What Makes a Good Friend

What makes a good friend?

 

One of the beautiful things about being a teacher and getting the chance to work with young children is that you get the opportunity to see them learn how to socialise and start to develop what are probably the first friendships they’ll ever have.

It’s fascinating to watch and it’s a time when kids get to realise that it’s safe outside their shell and not every other person is a potential threat. Through other people, they can start to learn about the world and discover who they are.

It will expose them to different cultures, different personalities and help them to better understand those when they come across them in the future. While all of this stuff sounds wonderful, it’s not always smooth sailing.

The very young are entirely dependent on the adults that take care of them, and as such, they’ve spent basically their entire life being the centre of their parents’ attention. This changes once they get to school and they are no longer the sole focus.
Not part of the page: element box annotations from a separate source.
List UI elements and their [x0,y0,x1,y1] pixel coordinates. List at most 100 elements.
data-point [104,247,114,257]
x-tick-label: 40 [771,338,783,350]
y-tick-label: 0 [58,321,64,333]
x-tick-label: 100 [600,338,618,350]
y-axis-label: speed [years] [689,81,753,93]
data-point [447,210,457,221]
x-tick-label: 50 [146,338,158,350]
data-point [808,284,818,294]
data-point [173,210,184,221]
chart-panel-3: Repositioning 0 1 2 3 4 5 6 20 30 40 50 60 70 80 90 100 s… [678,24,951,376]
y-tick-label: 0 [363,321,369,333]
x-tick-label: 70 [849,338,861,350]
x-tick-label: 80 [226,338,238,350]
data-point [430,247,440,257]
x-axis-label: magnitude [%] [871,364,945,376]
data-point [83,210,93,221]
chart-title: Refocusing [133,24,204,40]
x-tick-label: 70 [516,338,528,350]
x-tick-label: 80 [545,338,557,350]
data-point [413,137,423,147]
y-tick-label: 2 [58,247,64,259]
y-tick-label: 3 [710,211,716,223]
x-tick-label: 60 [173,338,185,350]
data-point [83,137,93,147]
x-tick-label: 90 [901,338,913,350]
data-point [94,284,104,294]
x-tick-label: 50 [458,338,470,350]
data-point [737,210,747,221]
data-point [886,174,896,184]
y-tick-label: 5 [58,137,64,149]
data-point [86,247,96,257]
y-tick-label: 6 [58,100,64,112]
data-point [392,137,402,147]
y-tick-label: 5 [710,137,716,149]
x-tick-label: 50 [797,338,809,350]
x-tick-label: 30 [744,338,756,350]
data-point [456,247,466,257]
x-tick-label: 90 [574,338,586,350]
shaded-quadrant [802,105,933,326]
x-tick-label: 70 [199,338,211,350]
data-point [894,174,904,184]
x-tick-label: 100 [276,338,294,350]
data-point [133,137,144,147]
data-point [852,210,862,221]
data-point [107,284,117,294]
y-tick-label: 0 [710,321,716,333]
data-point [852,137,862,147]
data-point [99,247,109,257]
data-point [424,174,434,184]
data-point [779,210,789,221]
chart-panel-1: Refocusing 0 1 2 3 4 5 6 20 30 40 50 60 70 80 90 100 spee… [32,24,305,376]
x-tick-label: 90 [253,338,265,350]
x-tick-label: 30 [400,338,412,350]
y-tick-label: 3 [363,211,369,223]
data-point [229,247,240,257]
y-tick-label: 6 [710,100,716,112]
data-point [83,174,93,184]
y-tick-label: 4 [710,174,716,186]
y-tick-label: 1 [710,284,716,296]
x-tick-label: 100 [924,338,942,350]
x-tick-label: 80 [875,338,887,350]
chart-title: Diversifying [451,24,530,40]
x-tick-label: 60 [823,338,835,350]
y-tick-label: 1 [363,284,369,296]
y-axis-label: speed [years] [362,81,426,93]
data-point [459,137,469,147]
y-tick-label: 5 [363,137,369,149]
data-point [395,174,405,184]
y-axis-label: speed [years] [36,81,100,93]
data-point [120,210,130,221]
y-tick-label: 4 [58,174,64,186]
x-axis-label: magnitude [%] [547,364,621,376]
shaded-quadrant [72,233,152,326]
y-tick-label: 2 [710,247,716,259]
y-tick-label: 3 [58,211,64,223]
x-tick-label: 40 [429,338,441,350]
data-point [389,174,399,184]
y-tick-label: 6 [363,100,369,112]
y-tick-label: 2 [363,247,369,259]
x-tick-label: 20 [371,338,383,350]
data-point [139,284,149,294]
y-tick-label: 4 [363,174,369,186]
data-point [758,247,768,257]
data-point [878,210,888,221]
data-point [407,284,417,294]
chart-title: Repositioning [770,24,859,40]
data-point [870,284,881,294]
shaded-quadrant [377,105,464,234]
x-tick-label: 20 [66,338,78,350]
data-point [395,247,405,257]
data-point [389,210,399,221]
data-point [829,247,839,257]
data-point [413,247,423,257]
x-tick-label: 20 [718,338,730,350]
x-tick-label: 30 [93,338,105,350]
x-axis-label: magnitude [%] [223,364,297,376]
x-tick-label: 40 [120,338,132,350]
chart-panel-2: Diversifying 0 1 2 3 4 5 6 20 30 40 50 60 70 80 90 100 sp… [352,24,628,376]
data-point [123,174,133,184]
It can get a little bit contentious and sometimes the way in which children react to each other isn’t entirely wholesome. Arguments can start, exclusion can be prominent and certain toxic traits like manipulation and deceit can grow if they aren’t controlled.

It’s important for you as a teacher to know what the traits of a truly good friend are so you can be on the lookout for kids who aren’t treating their peers the way they should be. And so you can teach them about the significance of strong friendships.

So what makes a good friend? These four traits are vitally important:

 

Sharing

I’m sure you’ve heard the old cliche that ‘sharing is caring’ and you’re probably rolling your eyes right now after reading it here, but it’s true, and it’s an important one to know. It shows the ability to empathise.

A child will share their toys if they can understand that others will get the same enjoyment that they’re getting and want their friends to feel that same happiness. This is the basis for a solid caring friendship—one where there will be give and take—and both parties will look out for each other and keep each other’s best interests at heart. It also helps to build up a lack of greed and selfishness so that kids can be okay with waiting for their turn and not always having the things they want.

So be on the lookout for those kids that are trying to hog all of the toys and activities that are available to them and try to explain to them why that’s not okay. Be strict if you have to but always make sure you’re clear about why it’s important to share.

Listening

This is something that you see well before children are old enough to go to school. Once they learn how to use their voice, they never want to stop using it. They can communicate, make themselves heard and get attention for themselves.

It can be tough to teach them that just because they can speak, doesn’t necessarily mean that they always should. Conversation is a two-way street. The more you listen, the more you learn and understand.

Friendships, where conversations are just two people who aren’t actually listening to one another and are just waiting for their next opportunity to speak, are not satisfying friendships, nor are they healthy or beneficial.

The value of learning should be impressed upon children. You can find ways to show them that listening is actually exciting and then when another child tries to tell them something they’ll hang on every word.

Read to them. Read stories and poetry and teach them from an early age how to extract the value from these things so that they will enjoy the act of listening to them.

Honesty

Once a child learns how to lie, it marks a change in their behaviour from which there's no going back! As soon as they realize that not everyone knows the things that they know and they can alter the truth to suit their own needs, they will start doing it.

It won’t feel like a negative thing for them. It won’t be clear that being dishonest could potentially be harmful to the people they’re lying to. They’ll lie in the interest of self-preservation, not to deliberately hurt another person.

But if they start doing this at an early age and then no one tells them that it’s wrong, they will keep doing it and it will be harder for them to accept that they shouldn’t. It’s a self-destructive thing and that needs to be apparent.

You can show kids the benefits of honesty and the consequences of lying when they’re very young so that they will then do their best to avoid it. And the best place to start is with their peers. If you’re not honest with your friends, you won’t be honest with anyone.


Learning how to be a good friend can effectively set up all of the relationships in your life to be positive ones. A child who learns to understand the joy of strong human connections when they are young will value those forever.